Grill a whole octopus without pre-steaming or poaching

grillingseafood

My local awesome fish market sells whole octopi, and my friend is having a BBQ. I figured nothing would be cooler than showing up with a whole octopus to throw on the grill, but most recipes I'm seeing are either for a "Greek-style" preparation that includes pre-steaming or poaching and tons of spicing, or else for baby octopi, which I'm assuming have a pretty different texture profile (being much tinier if nothing else).

I can of course poach the thing beforehand, but I've recently been in Cambodia and Thailand where I had lots of grilled octopus on the street, and I'm pretty sure they do no such thing. I'd prefer that to the Greek method which to me feels over-spiced and over-done for a BBQ.
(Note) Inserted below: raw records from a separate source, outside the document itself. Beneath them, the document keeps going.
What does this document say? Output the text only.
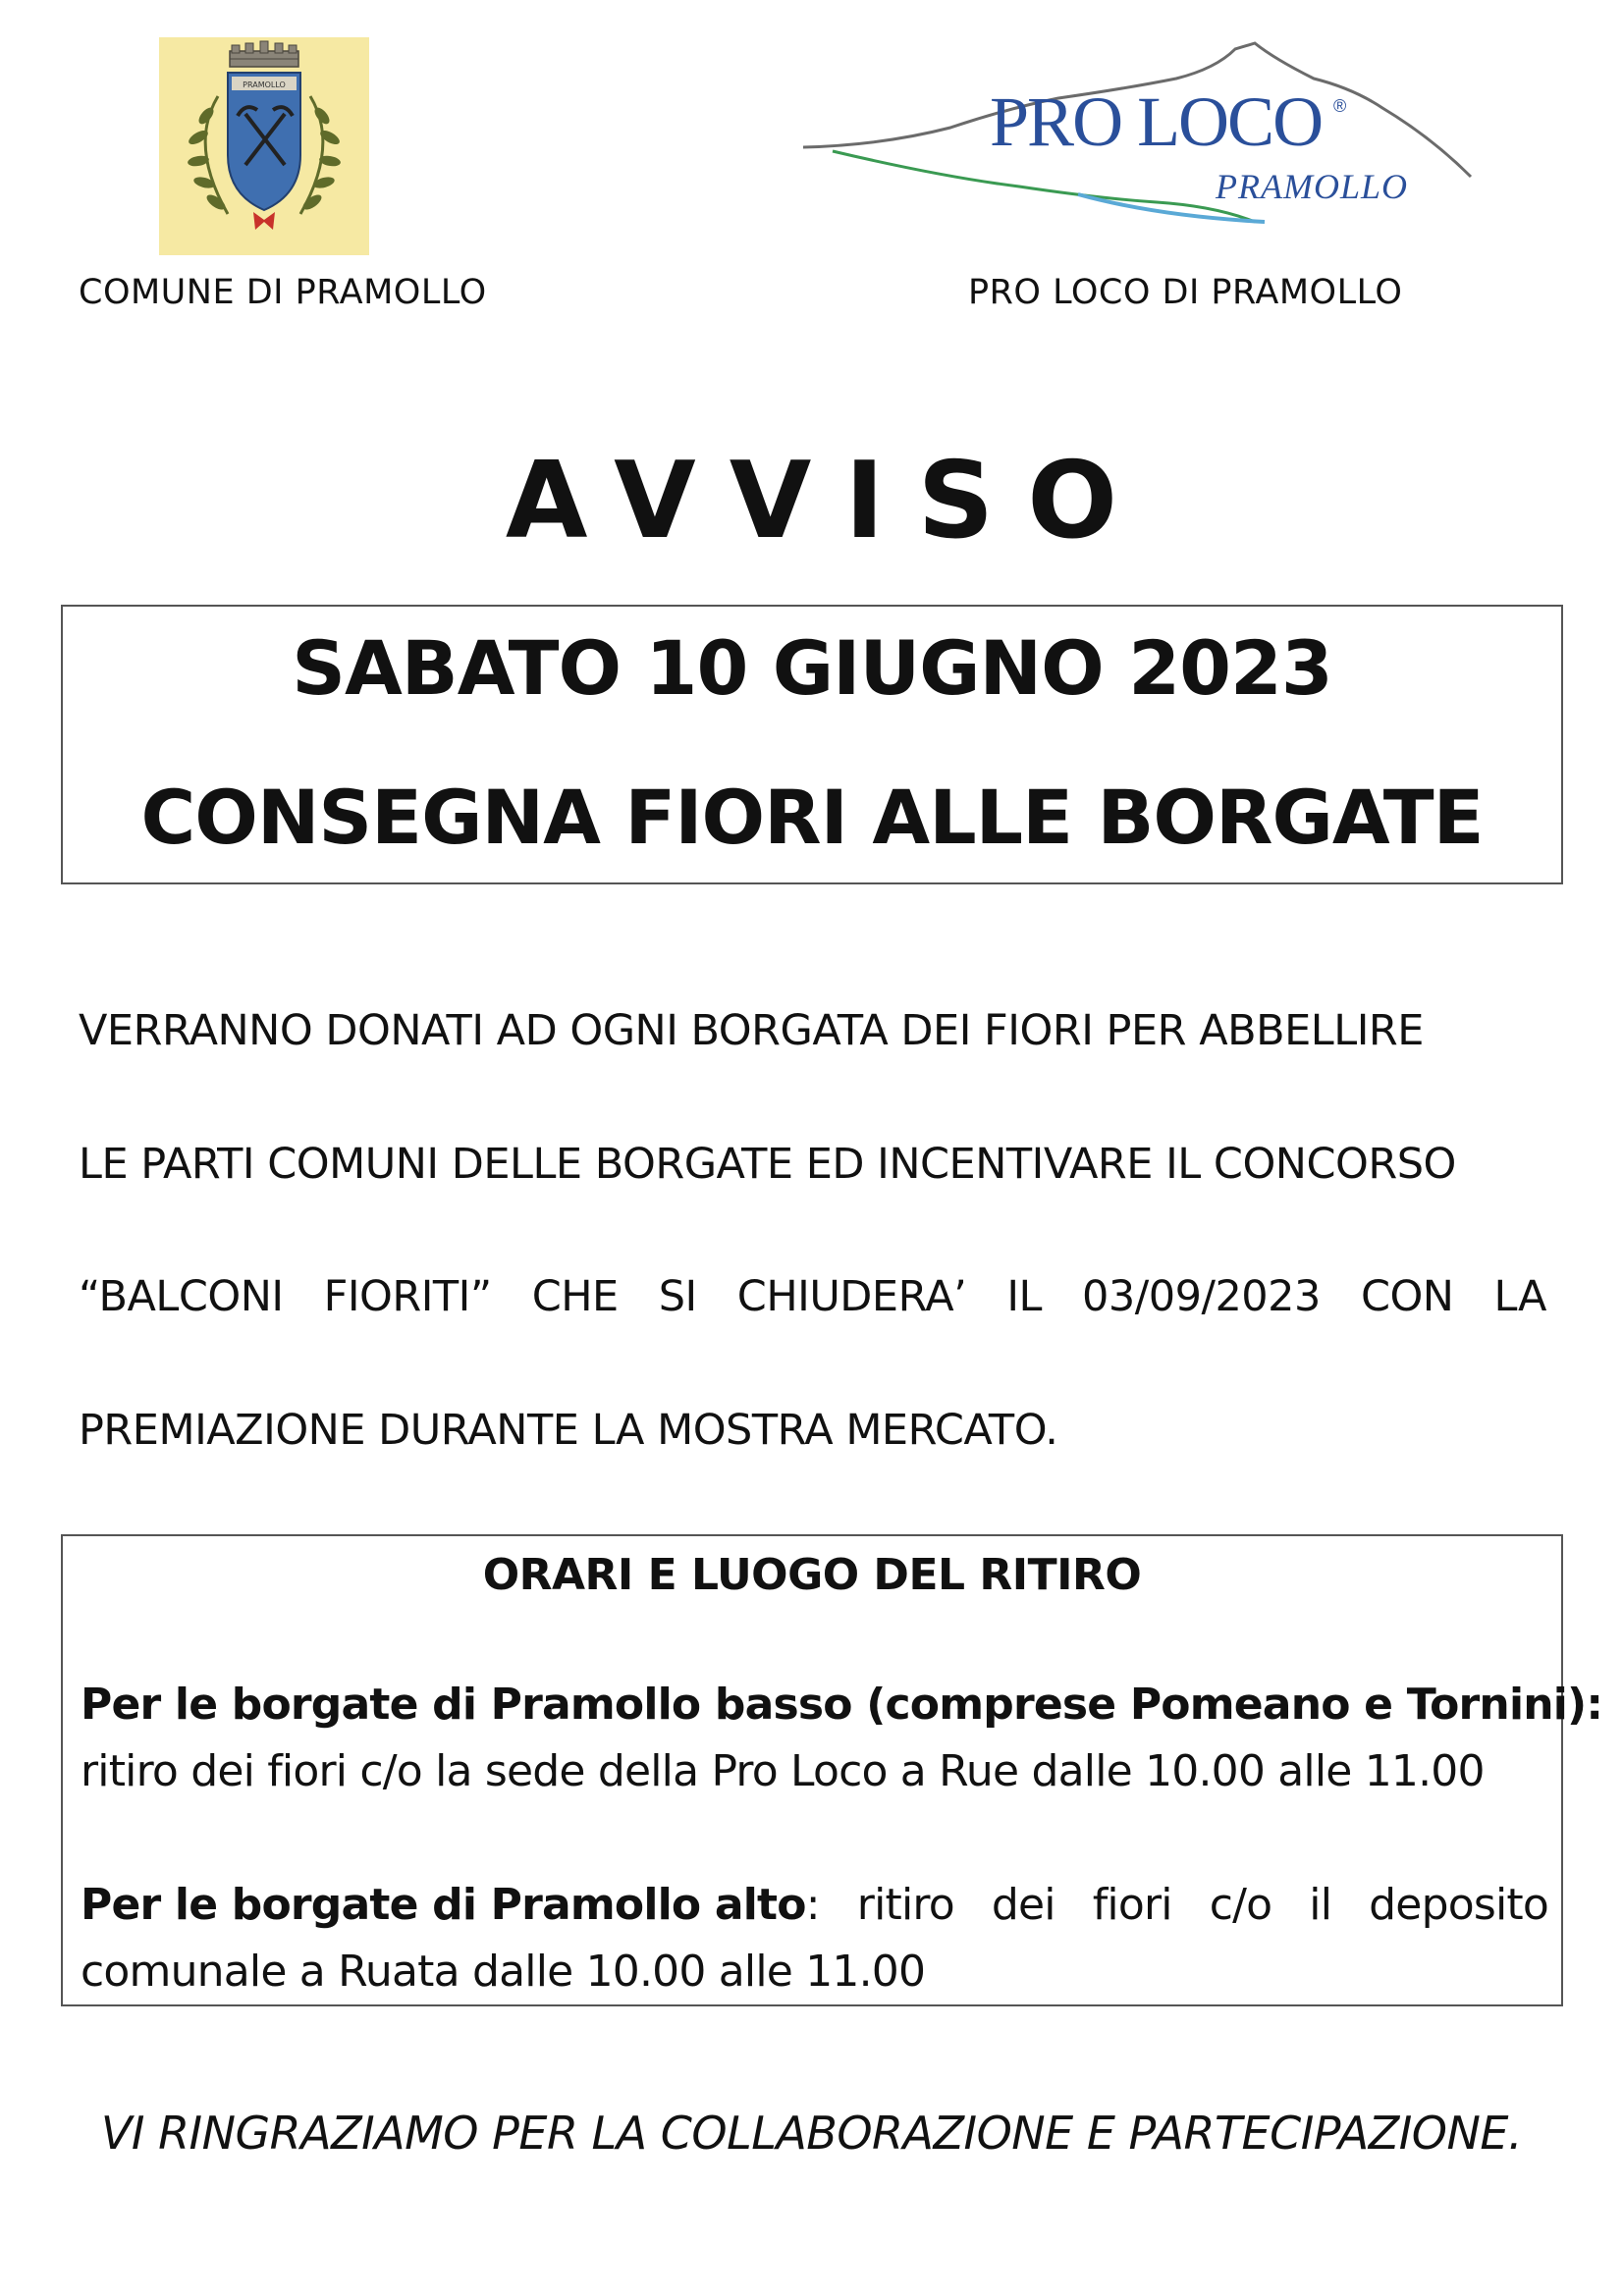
PRAMOLLO	PRO LOCO ®
PRAMOLLO
COMUNE DI PRAMOLLO	PRO LOCO DI PRAMOLLO
AVVISO
SABATO 10 GIUGNO 2023
CONSEGNA FIORI ALLE BORGATE
VERRANNO DONATI AD OGNI BORGATA DEI FIORI PER ABBELLIRE
LE PARTI COMUNI DELLE BORGATE ED INCENTIVARE IL CONCORSO
“BALCONI FIORITI” CHE SI CHIUDERA’ IL 03/09/2023 CON LA
PREMIAZIONE DURANTE LA MOSTRA MERCATO.
ORARI E LUOGO DEL RITIRO
Per le borgate di Pramollo basso (comprese Pomeano e Tornini):
ritiro dei fiori c/o la sede della Pro Loco a Rue dalle 10.00 alle 11.00
Per le borgate di Pramollo alto: ritiro dei fiori c/o il deposito
comunale a Ruata dalle 10.00 alle 11.00
VI RINGRAZIAMO PER LA COLLABORAZIONE E PARTECIPAZIONE.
Any tips? Can I not just clean, skewer and lightly salt/oil the tentacles and grill them whole? What about an overnight marinade? I had a hell of a time finding non-Greek, non-baby grilled octopus recipes.

Best Answer

Full-size octopus are tough and rubbery when cooked, so the purpose of pre-cooking is to tenderize. According to some research, this can be done by hanging the octopus out to dry and then beating the crap out of it, but that sounds like more trouble than simply poaching.

If your octopus is already cleaned (i.e. ink sac, stomach, and beak removed) then all you need to do is pop it into a covered pot on high heat - after a few minutes, it will give up a lot of its liquid. Turn the heat down to low, keep covered, and let it braise for at least an hour (or more - a restaurant I used to work in that served octopus cooked it sous vide for a good 10 hours). If the pot starts to run dry, add a bit of water. You can also add flavoring agents like garlic, wine, herbs, etc. to the braise if you like or just let the octopus hang out in its own juices.

After braising, you could either break down your octopus right away or bring it whole to the BBQ (somewhat diminished in size, but still impressive!) and cut it up there. You will want to separate the tentacles from the body and cut the head sac into strips either way. If you leave it whole, it will cook unevenly because of the varying thickness of the flesh. Cook over the hottest part of the grill to finish, just to bring the flesh up to temperature and add a little char.

Skewering the tentacles with a little olive oil and salt will work just fine, but the flavor is fairly mild if you didn't add anything to the braise so a sauce or glaze is a fine idea. That same restaurant got rave reviews with a simple sauce of olive oil, garlic, paprika, and a touch of sherry vinegar.